Dieses ist zum einen sehr verwunderlich für den Betrachter von außen, zum Anderen auch die normale Folge der jetzigen wirtschaftlichen Situation bei einzelnen Teilen bei Arcandor. Zwar gehen bei der eigenen Tochter Quelle bekanntlich sehr bald die Lichter endgültig aus, aber dennoch wird heir versucht die vorhandenen Lagerbestände an den Mann oder Schnäppchenjäger zu bringen.

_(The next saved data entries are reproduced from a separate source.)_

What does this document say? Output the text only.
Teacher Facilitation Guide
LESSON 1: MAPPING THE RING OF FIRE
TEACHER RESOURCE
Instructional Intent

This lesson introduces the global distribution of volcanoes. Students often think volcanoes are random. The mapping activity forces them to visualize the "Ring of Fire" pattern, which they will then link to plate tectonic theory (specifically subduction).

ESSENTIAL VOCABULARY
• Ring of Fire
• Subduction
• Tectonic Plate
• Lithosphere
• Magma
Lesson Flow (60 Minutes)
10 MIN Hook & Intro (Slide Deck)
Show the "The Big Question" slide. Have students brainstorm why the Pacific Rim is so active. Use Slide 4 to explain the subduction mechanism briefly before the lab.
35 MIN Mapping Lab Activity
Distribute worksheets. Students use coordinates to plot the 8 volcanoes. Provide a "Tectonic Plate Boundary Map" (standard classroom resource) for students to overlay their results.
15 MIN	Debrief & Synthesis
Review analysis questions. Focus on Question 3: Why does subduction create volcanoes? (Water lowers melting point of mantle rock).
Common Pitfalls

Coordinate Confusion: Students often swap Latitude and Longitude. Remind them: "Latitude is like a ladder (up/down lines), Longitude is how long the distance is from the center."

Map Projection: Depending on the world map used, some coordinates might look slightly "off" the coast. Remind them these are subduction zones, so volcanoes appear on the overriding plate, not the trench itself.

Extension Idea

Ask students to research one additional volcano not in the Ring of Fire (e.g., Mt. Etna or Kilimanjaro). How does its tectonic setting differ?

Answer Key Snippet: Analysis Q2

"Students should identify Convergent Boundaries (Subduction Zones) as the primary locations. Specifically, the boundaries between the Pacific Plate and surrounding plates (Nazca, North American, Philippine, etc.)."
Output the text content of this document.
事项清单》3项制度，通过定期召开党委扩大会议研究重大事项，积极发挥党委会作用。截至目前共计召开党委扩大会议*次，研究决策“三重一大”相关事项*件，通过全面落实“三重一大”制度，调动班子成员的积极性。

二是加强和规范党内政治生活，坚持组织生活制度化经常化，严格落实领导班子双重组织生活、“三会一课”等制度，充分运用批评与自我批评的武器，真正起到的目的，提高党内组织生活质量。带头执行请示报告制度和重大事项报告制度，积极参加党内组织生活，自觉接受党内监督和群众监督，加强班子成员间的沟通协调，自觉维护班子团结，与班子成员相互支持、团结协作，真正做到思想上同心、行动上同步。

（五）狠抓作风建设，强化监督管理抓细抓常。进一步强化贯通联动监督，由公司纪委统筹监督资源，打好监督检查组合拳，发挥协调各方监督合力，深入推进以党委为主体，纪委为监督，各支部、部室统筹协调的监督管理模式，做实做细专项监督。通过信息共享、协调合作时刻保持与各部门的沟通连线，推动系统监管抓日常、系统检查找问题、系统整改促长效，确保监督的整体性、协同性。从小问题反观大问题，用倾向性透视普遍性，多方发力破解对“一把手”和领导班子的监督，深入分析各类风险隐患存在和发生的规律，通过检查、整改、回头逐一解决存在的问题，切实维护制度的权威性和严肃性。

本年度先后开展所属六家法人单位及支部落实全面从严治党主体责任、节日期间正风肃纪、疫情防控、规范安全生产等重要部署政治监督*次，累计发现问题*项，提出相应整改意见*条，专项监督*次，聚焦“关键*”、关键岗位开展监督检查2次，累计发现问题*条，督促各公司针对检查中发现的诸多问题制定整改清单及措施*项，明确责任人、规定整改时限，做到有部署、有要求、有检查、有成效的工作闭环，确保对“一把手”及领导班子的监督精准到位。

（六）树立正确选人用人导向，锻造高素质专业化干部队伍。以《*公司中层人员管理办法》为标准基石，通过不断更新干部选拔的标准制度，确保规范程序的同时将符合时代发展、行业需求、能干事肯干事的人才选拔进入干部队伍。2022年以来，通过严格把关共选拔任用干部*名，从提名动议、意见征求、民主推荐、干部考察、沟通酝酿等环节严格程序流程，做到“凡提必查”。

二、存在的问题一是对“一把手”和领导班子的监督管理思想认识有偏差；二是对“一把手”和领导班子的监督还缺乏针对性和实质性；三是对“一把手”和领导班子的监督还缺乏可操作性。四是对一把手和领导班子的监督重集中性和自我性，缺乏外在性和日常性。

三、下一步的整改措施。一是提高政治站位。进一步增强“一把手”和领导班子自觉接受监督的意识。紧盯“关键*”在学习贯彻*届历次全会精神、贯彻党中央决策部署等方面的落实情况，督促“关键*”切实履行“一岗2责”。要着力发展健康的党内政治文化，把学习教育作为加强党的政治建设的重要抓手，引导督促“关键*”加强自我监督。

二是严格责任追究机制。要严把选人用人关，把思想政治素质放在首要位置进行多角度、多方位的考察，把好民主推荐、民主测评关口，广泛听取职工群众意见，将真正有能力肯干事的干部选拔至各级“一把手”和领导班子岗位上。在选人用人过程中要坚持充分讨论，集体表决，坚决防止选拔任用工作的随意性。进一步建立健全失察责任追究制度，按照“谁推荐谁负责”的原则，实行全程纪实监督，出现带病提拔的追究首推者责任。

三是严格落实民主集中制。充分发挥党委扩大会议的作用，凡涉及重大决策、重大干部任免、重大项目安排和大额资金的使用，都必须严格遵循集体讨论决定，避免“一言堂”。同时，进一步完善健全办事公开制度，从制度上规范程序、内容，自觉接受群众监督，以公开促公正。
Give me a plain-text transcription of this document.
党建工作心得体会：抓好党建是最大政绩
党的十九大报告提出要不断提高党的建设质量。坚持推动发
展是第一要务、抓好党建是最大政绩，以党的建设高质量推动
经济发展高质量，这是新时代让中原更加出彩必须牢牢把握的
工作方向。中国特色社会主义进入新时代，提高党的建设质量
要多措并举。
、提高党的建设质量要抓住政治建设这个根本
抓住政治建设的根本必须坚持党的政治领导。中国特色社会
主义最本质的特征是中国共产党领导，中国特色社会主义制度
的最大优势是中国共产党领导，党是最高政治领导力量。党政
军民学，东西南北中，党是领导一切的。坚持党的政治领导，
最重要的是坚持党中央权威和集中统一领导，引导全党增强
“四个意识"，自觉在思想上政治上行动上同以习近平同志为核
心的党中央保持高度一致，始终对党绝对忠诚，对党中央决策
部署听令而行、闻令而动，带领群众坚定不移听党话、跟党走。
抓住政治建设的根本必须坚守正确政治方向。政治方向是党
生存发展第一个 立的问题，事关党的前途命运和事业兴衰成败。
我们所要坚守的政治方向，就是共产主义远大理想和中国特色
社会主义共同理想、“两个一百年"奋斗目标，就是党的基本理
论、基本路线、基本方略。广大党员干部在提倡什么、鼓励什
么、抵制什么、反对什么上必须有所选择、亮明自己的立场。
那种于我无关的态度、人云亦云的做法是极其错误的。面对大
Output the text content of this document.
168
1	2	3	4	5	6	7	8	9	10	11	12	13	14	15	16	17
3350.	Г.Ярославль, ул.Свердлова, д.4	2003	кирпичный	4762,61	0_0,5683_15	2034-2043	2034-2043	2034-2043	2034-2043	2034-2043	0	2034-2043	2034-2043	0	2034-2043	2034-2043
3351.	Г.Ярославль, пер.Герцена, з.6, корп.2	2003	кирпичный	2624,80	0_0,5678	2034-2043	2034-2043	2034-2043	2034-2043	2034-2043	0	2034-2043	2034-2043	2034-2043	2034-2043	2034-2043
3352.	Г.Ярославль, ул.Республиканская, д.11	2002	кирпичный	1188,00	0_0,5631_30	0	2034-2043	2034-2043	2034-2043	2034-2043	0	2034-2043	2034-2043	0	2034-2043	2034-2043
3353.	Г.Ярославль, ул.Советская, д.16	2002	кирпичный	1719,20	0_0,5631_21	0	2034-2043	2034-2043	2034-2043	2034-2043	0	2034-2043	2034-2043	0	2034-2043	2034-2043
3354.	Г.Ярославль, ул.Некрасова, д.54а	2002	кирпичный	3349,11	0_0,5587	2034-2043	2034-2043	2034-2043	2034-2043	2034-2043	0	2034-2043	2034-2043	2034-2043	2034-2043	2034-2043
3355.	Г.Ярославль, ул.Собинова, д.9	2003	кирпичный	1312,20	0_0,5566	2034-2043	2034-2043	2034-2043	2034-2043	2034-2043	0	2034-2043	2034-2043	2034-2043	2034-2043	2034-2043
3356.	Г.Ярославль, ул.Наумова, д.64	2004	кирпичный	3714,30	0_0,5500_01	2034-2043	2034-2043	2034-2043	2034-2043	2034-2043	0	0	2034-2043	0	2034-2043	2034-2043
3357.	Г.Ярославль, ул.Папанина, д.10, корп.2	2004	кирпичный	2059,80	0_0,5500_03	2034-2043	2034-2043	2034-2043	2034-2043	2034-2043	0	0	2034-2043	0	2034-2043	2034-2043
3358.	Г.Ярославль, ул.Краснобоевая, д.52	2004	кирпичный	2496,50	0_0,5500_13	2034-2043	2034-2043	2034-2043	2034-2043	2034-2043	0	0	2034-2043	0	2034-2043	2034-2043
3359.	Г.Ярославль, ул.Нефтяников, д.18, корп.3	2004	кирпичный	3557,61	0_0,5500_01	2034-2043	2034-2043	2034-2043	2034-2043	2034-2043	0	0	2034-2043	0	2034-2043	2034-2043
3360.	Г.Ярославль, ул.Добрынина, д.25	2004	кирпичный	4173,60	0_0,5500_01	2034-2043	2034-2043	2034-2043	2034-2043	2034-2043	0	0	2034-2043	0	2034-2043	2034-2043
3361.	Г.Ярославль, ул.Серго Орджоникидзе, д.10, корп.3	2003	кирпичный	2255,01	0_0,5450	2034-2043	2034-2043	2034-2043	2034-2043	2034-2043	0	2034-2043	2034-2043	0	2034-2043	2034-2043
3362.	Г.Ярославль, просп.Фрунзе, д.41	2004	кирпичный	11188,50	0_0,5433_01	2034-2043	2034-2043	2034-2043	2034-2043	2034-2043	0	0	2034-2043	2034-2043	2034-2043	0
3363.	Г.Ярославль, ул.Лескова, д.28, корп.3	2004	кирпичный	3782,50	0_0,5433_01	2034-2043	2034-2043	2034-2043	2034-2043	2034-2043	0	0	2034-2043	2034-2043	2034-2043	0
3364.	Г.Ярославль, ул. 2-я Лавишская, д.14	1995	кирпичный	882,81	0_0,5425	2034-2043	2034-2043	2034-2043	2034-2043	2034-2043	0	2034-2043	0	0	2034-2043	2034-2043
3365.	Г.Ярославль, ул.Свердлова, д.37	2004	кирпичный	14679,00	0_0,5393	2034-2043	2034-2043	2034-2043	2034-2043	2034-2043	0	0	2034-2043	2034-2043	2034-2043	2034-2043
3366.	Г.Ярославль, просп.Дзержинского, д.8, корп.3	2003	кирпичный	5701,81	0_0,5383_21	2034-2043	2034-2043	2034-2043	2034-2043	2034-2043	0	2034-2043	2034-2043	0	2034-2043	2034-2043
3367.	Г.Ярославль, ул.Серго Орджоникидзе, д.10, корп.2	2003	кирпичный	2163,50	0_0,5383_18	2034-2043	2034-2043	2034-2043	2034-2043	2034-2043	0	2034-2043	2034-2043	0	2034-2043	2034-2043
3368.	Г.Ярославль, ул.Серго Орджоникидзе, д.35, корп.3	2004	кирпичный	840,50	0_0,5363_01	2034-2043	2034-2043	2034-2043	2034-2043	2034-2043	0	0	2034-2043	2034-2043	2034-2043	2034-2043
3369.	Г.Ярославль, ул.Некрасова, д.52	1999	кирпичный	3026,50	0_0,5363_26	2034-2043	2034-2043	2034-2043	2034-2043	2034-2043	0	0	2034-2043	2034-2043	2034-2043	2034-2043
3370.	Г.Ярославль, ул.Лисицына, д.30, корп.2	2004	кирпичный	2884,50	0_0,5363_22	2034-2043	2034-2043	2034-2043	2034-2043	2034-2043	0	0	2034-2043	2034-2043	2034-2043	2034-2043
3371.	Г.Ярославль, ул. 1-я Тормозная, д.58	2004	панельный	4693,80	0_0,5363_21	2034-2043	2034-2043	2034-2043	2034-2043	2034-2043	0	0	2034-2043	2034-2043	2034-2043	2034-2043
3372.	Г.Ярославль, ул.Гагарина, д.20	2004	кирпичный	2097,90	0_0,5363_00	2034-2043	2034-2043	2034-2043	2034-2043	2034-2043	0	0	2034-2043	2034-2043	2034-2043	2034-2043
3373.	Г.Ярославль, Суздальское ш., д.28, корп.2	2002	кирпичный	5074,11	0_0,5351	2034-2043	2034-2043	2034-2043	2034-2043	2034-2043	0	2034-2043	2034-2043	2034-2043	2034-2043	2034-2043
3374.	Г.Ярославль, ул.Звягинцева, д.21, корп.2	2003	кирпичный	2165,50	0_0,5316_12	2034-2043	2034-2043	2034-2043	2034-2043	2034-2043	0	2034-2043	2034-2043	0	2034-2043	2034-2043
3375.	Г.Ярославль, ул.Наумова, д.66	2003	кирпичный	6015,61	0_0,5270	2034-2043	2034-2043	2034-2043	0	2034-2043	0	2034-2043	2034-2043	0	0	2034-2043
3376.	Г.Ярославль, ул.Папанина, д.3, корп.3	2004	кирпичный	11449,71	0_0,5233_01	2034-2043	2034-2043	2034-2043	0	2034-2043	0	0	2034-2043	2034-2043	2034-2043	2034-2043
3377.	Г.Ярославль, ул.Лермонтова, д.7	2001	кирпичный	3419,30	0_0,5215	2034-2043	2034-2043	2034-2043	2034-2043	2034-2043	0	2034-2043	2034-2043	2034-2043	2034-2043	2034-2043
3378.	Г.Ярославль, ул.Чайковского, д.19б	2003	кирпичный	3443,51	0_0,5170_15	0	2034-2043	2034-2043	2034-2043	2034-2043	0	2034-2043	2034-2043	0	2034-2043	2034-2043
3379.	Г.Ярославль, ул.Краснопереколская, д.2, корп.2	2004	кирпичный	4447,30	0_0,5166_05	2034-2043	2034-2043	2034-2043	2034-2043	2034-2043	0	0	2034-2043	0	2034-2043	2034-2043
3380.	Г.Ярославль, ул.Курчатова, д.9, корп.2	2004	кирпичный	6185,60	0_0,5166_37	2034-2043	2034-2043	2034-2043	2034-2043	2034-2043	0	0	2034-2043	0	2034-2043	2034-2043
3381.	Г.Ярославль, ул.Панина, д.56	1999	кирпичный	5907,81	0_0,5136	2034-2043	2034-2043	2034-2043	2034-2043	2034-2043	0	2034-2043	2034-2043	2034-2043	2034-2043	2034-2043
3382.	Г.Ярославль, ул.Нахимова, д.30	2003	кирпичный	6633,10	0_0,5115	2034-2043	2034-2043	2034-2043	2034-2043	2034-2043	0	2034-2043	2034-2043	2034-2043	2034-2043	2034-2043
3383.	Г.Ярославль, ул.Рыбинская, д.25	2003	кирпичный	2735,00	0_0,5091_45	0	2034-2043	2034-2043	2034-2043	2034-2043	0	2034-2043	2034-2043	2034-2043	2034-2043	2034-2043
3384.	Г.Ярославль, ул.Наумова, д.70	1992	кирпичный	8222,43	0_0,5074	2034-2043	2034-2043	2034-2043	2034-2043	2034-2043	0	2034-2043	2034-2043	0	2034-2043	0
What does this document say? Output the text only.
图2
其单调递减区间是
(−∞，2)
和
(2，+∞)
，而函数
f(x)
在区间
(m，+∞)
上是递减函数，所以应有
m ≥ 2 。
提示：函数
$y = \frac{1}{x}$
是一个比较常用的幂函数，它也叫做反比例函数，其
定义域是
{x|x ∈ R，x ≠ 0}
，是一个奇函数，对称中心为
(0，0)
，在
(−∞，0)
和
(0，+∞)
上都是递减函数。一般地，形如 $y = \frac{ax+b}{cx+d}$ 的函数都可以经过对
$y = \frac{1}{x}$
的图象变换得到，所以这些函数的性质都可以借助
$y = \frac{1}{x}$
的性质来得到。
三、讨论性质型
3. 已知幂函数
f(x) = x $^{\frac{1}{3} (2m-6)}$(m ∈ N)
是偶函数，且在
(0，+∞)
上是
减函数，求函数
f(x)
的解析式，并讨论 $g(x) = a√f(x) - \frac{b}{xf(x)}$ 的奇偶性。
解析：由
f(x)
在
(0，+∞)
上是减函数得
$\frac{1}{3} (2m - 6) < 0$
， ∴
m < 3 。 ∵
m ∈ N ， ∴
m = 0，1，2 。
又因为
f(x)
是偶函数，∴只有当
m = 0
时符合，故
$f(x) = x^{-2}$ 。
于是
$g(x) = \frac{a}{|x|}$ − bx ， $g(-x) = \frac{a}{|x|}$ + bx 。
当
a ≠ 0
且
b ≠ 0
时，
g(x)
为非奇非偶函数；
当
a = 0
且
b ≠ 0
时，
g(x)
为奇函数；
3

Des Weiteren sollen hier die angemeldeten Gläubiger bei Quelle aus dem Rest bedient werden, so weit wie dieses finanziell möglich ist, vor allem der Bund an erster Stelle. Es wird weiterhin versucht, Karstadt mit Sitz in Essen durch weitere finanzielle Zugeständnisse der jeweiligen Mitarbeiter wieder auf den richtigen Weg zu lenken.
Die eigenen Mitarbeiter verzichten somit in den kommenden drei Jahre auf fast alle freiwilligen Leistungen und daher kann Karstadt aktuell 150 Millionen € an Gehältern einsparen. Durhc diese Maßnahmen und den steigenden Umsatz steigt die eignetliche Chance auf ein mögliches weiteres Überleben der Karstadt AG und deren vorhandenen Standorten in Deutschland.
Man darf und sollte hier nicht vergessen und beschreiben, dass die betroffenen Mitarbeiter bei Karstadt lieber freiwillig auf ein wenig Lohn verzichten, als komplett auf ihren vorhandenenen Arbeitsplatz und zahlen dennoch alle Bschäftigten bei Karstadt die Zeche für gemachte Mangementfehler der letzten Jahren.